The Initiative Group of Independent Human Rights Activists of Uzbekistan in Kashkadarya region report that Turkmen border guards have shot and killed an Uzbek citizen, according to the independent Uzbek online news site ferghana.ru.
The Initiative Group say that on July 17, Erkin Abdullayev, 32, of Dekhkanab district in Kashkadarya region, was shot while riding his motorcycle over the border. Abdullayev, who was unemployed, was trying to bring a canister of gasoline from Turkmenistan. The severely injured man was brought to the hospital in Karshi, but died a day later. He leaves behind four children.
Abdullayev had apparently joined an increasing flow of Uzbeks crossing the border to buy cheap gasoline to use or resell in Uzbekistan. Human rights activists say that while officially, gas costs 80 cents per liter in Uzbekistan, it is sold for $1.20 per liter at gas stations and speculators can sell it for even more, about $2.50 a liter. Uzbeks in the regions bordering Turkmenistan have found that the Turkmen gasoline prices, subsidized by the government, are twice as less.
The incident is one of a string of such deaths that have occurred at the Turkmen border in recent years as Turkmenistan, bounded by Iran, Uzbekistan, and Afghanistan, tightens up security in its volatile neighborhood. Independent news outlets and human rights groups have been reporting that Turkmen border guards have become increasingly harsh in dealing with border encroachment by various shepherds and fishermen and have cracked down on traders with contraband. Despite benefiting from considerable training from the Organization of Security and Cooperation in Europe and member states such as the United States, the Turkmen border service appears sometimes to operate in a regime of "shoot first, and ask questions later".

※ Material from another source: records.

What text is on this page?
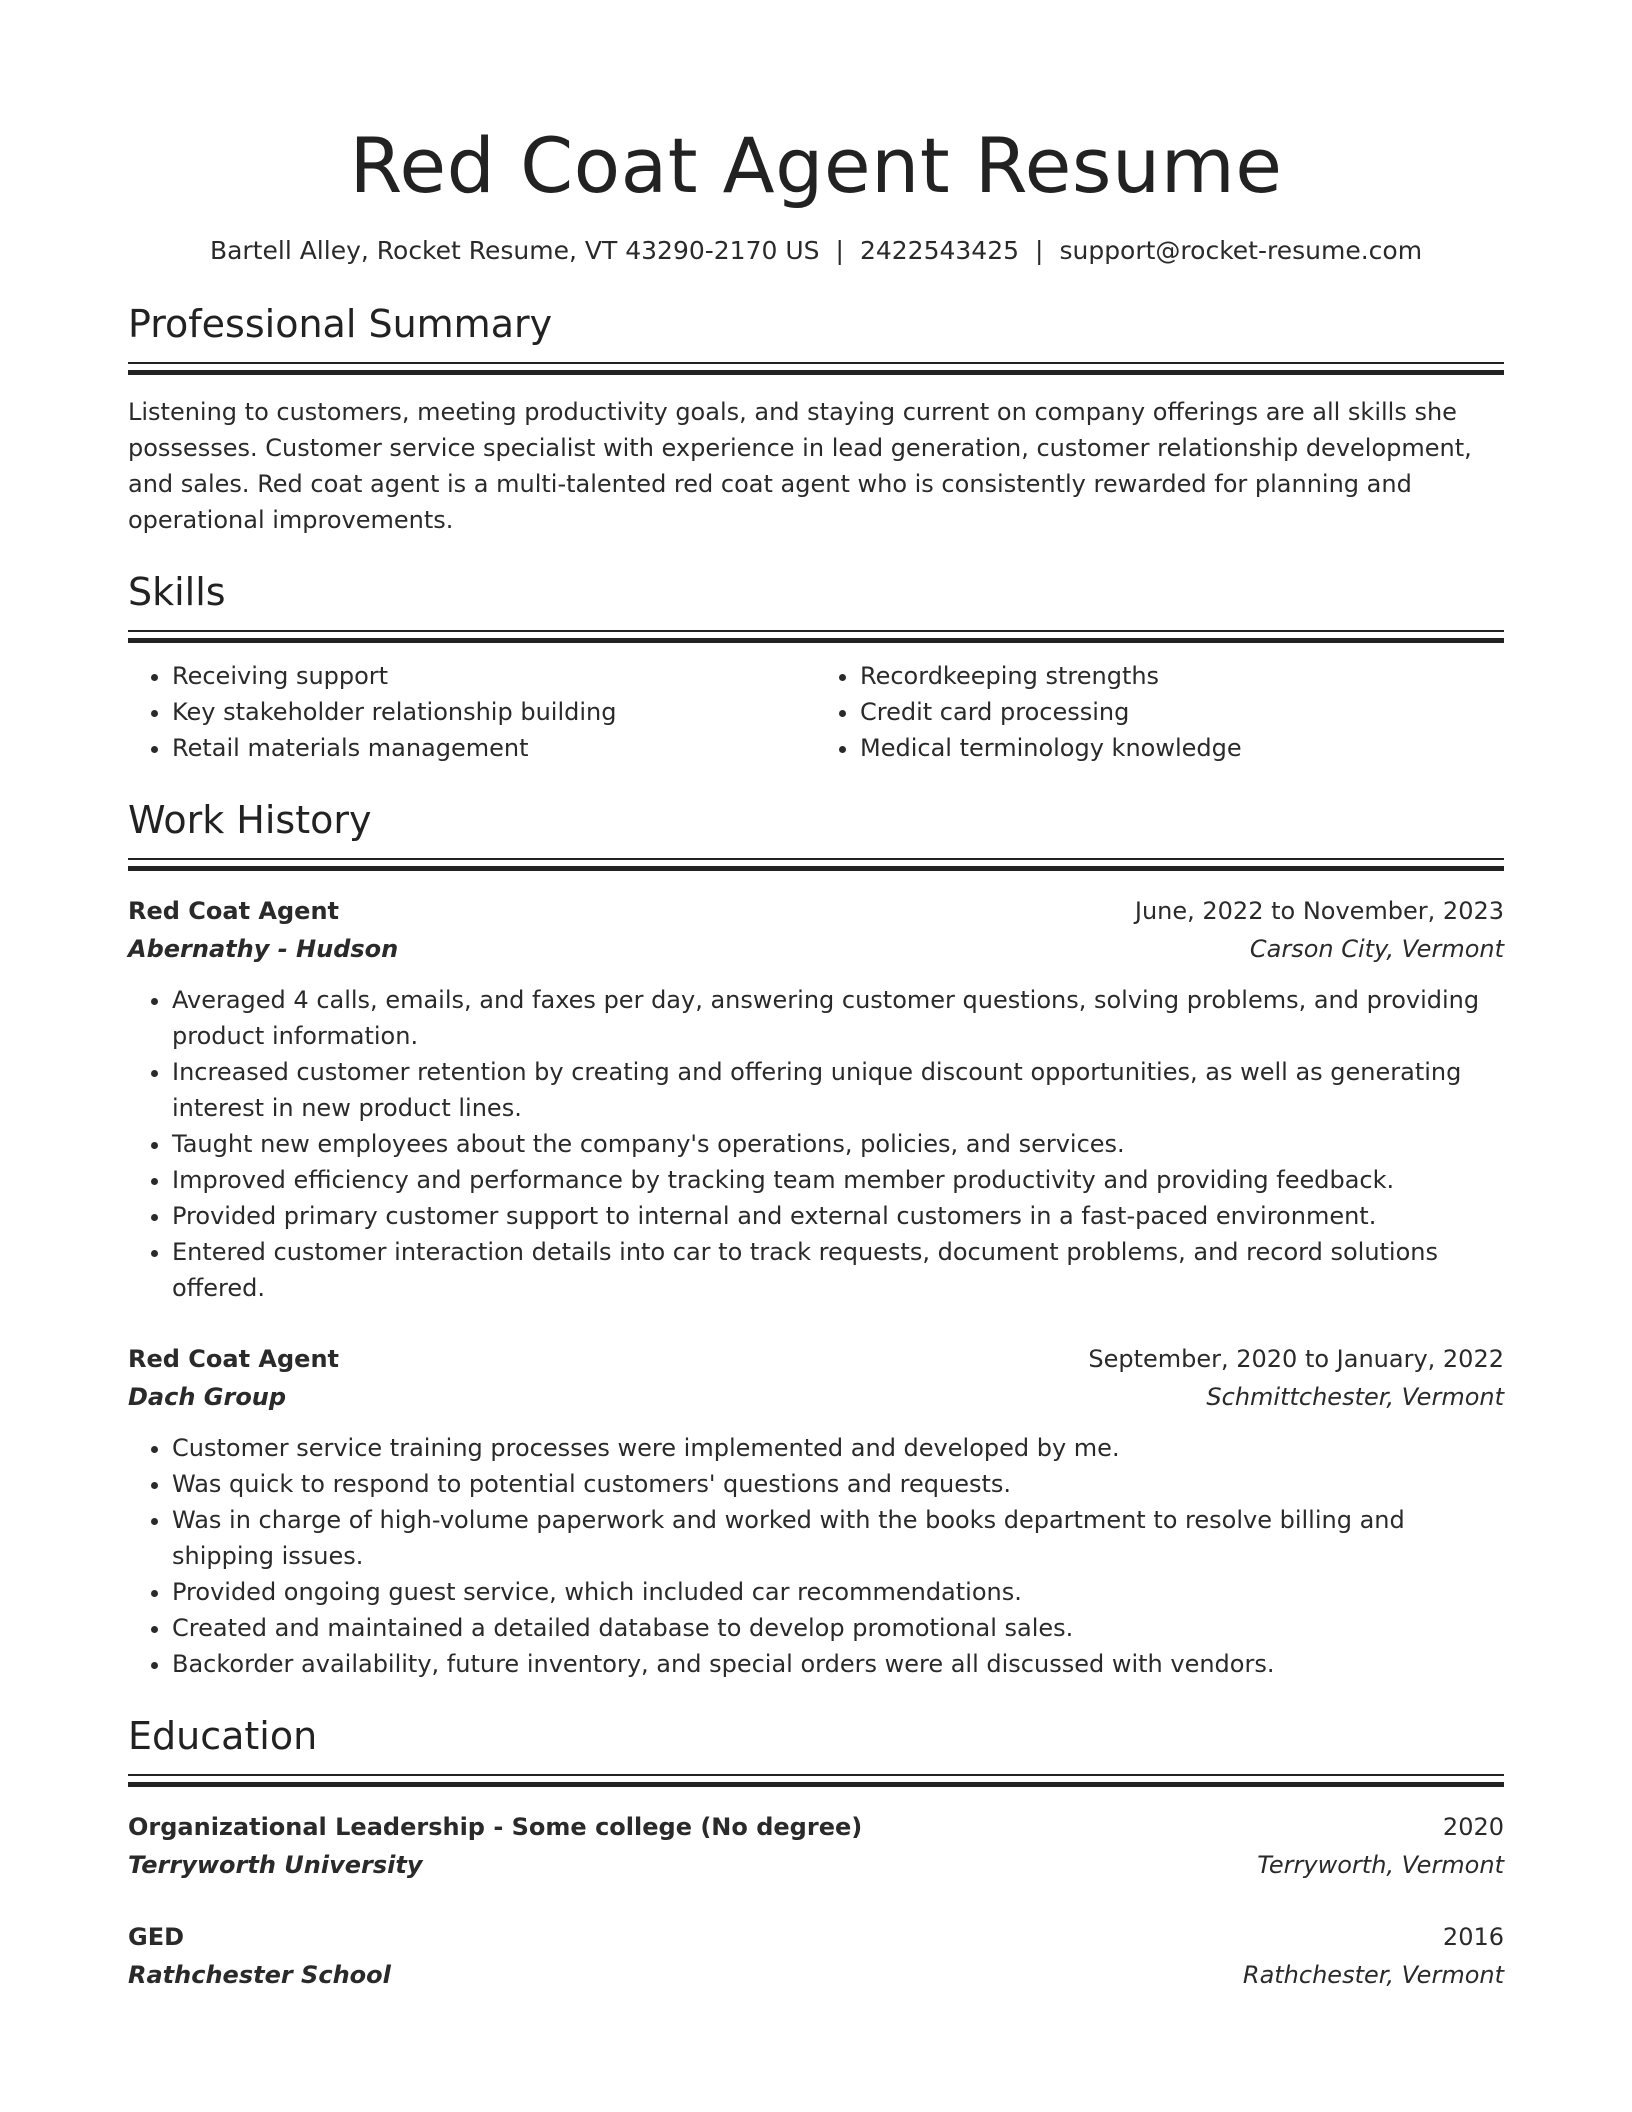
Red Coat Agent Resume
Bartell Alley, Rocket Resume, VT 43290-2170 US | 2422543425 | support@rocket-resume.com
Professional Summary
Listening to customers, meeting productivity goals, and staying current on company offerings are all skills she possesses. Customer service specialist with experience in lead generation, customer relationship development, and sales. Red coat agent is a multi-talented red coat agent who is consistently rewarded for planning and operational improvements.
Skills
• Receiving support
• Key stakeholder relationship building
• Retail materials management
• Recordkeeping strengths
• Credit card processing
• Medical terminology knowledge
Work History
Red Coat Agent	June, 2022 to November, 2023
Abernathy - Hudson	Carson City, Vermont
• Averaged 4 calls, emails, and faxes per day, answering customer questions, solving problems, and providing product information.
• Increased customer retention by creating and offering unique discount opportunities, as well as generating interest in new product lines.
• Taught new employees about the company's operations, policies, and services.
• Improved efficiency and performance by tracking team member productivity and providing feedback.
• Provided primary customer support to internal and external customers in a fast-paced environment.
• Entered customer interaction details into car to track requests, document problems, and record solutions offered.
Red Coat Agent	September, 2020 to January, 2022
Dach Group	Schmittchester, Vermont
• Customer service training processes were implemented and developed by me.
• Was quick to respond to potential customers' questions and requests.
• Was in charge of high-volume paperwork and worked with the books department to resolve billing and shipping issues.
• Provided ongoing guest service, which included car recommendations.
• Created and maintained a detailed database to develop promotional sales.
• Backorder availability, future inventory, and special orders were all discussed with vendors.
Education
Organizational Leadership - Some college (No degree)	2020
Terryworth University	Terryworth, Vermont
GED	2016
Rathchester School	Rathchester, Vermont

Radio Liberty/Radio Free Europe carried a report on May 23 about killings of citizens of Afghanistan, who themselves are ethnic Turkmen, on the border of Turkmenistan.
The Amu Darya river is shifting its course, and has now moved deeper into Afghanistan. That means cowherds traveling to their traditional grazing lands tend to stray into neighboring Turkmenistan. Abdul Jabar, a cowherd from Yaz Ariq Dinar in Afghanistan, was unwilling to give up the pastures that once adjoined his village. So he put his cattle on a raft and poled across the river, and went into the scrubland to graze them.
The next day, Turkmen border guards returned his badly mutilated body to the Afghan side of the border, showing a bullet wound as well as incisions. Three other people were killed and their bodies thrown into the river, with the circumstances of death unknown. Another villager is missing. The cowherds say that sometimes, if they are caught by Turkmen border guards, they give up a cow as a fine, but sometimes they are beaten, RFE/RL reports. Officials in the capital and parliament have been unable to help despite appeals.
The inexorable moving of the Amu Darya and the strife it has caused contrast with otherwise friendly relations between Turkmenistan and Afghanistan, RFE/RL notes, as Ashgabat has helped its war-torn neighbor with the building of clinics and the provision of humanitarian aid. Turkmenistan also provides discounted electricity and is actively pursing with Kabul various development projects including a railroad and the Turkmenistan-Afghanistan-Pakistan-India pipeline.